Of all the entrepreneurs who worry about the impact of Brexit on their businesses, farmers could have the most to lose. About 40% of the EU’s total budget, roughly €59bn (£52bn), is devoted to the common agricultural policy, which subsidises farming. Yet many British farmers voted to leave the EU. So what are they going to do when we do depart?The obvious answer is that farmers must diversify. Producing the same things they have for decades is not guaranteed to succeed. The average English farm receives almost £25,000 in taxpayer handouts every year. Without this, many would make a net loss. The government may decide to carry on subsidising the sector, but the sums its gives are likely to diminish. So our 57,000 farms will have to evolve their businesses.
Already almost two-thirds of farms derive some revenue from non-agricultural sources. The most common activity is letting spare property or developing it for sale. The second most popular form of diversification is renewable energy, but the processing and sale of farm produce on site actually produces more profit.
Perhaps the best- known example of this in recent times is William Chase, who is based in Herefordshire, near where I have land. He created Tyrrells Crisps in 2002 using potatoes rejected by supermarkets, having gone bankrupt earlier in his career. He sold the company in 2008 for £30m. Today Chase makes Chase Vodka and Williams Gin at his own distillery, again using English spuds.

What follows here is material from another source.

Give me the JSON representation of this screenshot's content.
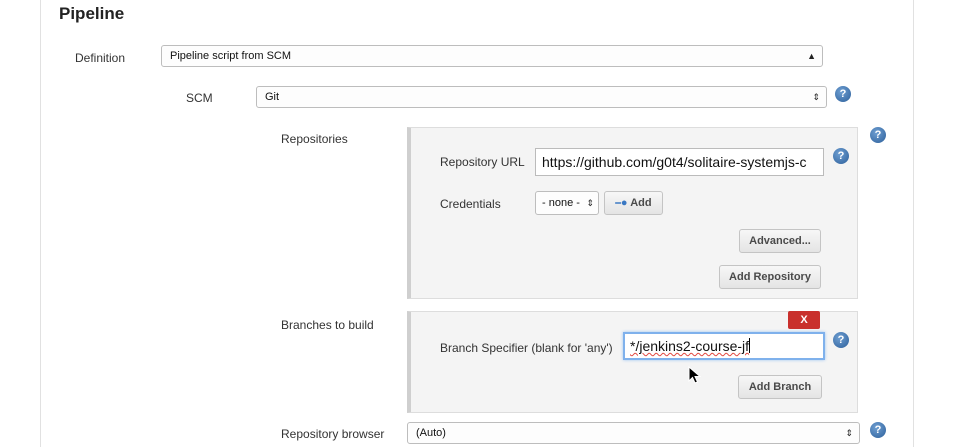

There are plenty of other ways to branch out beyond traditional arable and livestock activities. Farmers are growing more unusual hops to supply the booming craft beer industry, for example, and planting apple orchards to produce their own organic cider. They are producing unusual livestock — Catanger Farm in Northamptonshire breeds llamas for pets and for trekking. In Devon, Wilfred Emmanuel-Jones has developed the highly successful Black Farmer brand, which sells sausages, burgers, chicken and more.
Farmers must make better use of their huge land holdings. Many are asset rich but generate poor returns from their property. Alternative uses, such as leisure, tourism and hospitality, should be considered. For example, the Wickerman Festival at East Kirkcarswell Farm in Scotland ran for 14 years, regularly welcoming 20,000 people over a weekend. And, of course, the most famous music festival in Britain has been hosted by the Eavis family on their farm near Glastonbury since 1970 and now generates about £40m of revenue a year.
New Zealand’s farmers faced a similar situation to Brexit in 1973, when tariffs shut the country out of the British market after we joined the EEC. Over time, New Zealand slashed subsidies and regulations, and its farmers became much more global in their approach.
It now accounts for half the world trade in sheep and one third in dairy. The country has become highly efficient, and follows the market, using technology to increase productivity. New sectors such as wine production have boomed. New Zealand focused on quality and its relative strengths, and hugely expanded its trade with China.
The range of innovative start-ups appearing on Britain’s farms is astonishing. From caravan parks to kennels, farm shops, bed and breakfasts, cookery schools, wedding venues, shooting estates, green burial grounds, natural beauty products, niche food makers, breweries and vineyards, there are many dozens of possible sectors and uses to which farms can be put.
Some ventures will require capital and planning permissions, but not all. Of course, such undertakings are not without risk – and many farms are in isolated areas where tourism is a non-starter.
Escaping the common agricultural policy was one reason why I supported leaving the EU. By ignoring the laws of supply and demand, it leads to vast waste and the mismanagement of taxpayer and rural resources, while requiring an enormous bureaucracy to administer.
Much of the subsidy is funnelled to the biggest European landowners: about 80% of aid goes to 20% of farmers and it props up inefficient farms, which leads to higher food prices for consumers.
While visiting Italy on buying trips for restaurants I’ve owned, I saw how the system was abused by wealthy farmers. Like all massive state interventions, it produces distortions and perverse outcomes.
Most farms are traditional, family concerns and pretty conservative. It will not be easy for lots of them radically to reinvent their businesses. They are also stewards of the countryside, but even with subsidies, plenty of smallholders have been struggling for some time anyway. Reform is required.
Farmers need to emphasise their local, British credentials, their provenance and authenticity. Different crops, new foods and drinks, new business models are called for.
Let’s hope a new generation of farmers seizes the opportunities and innovates.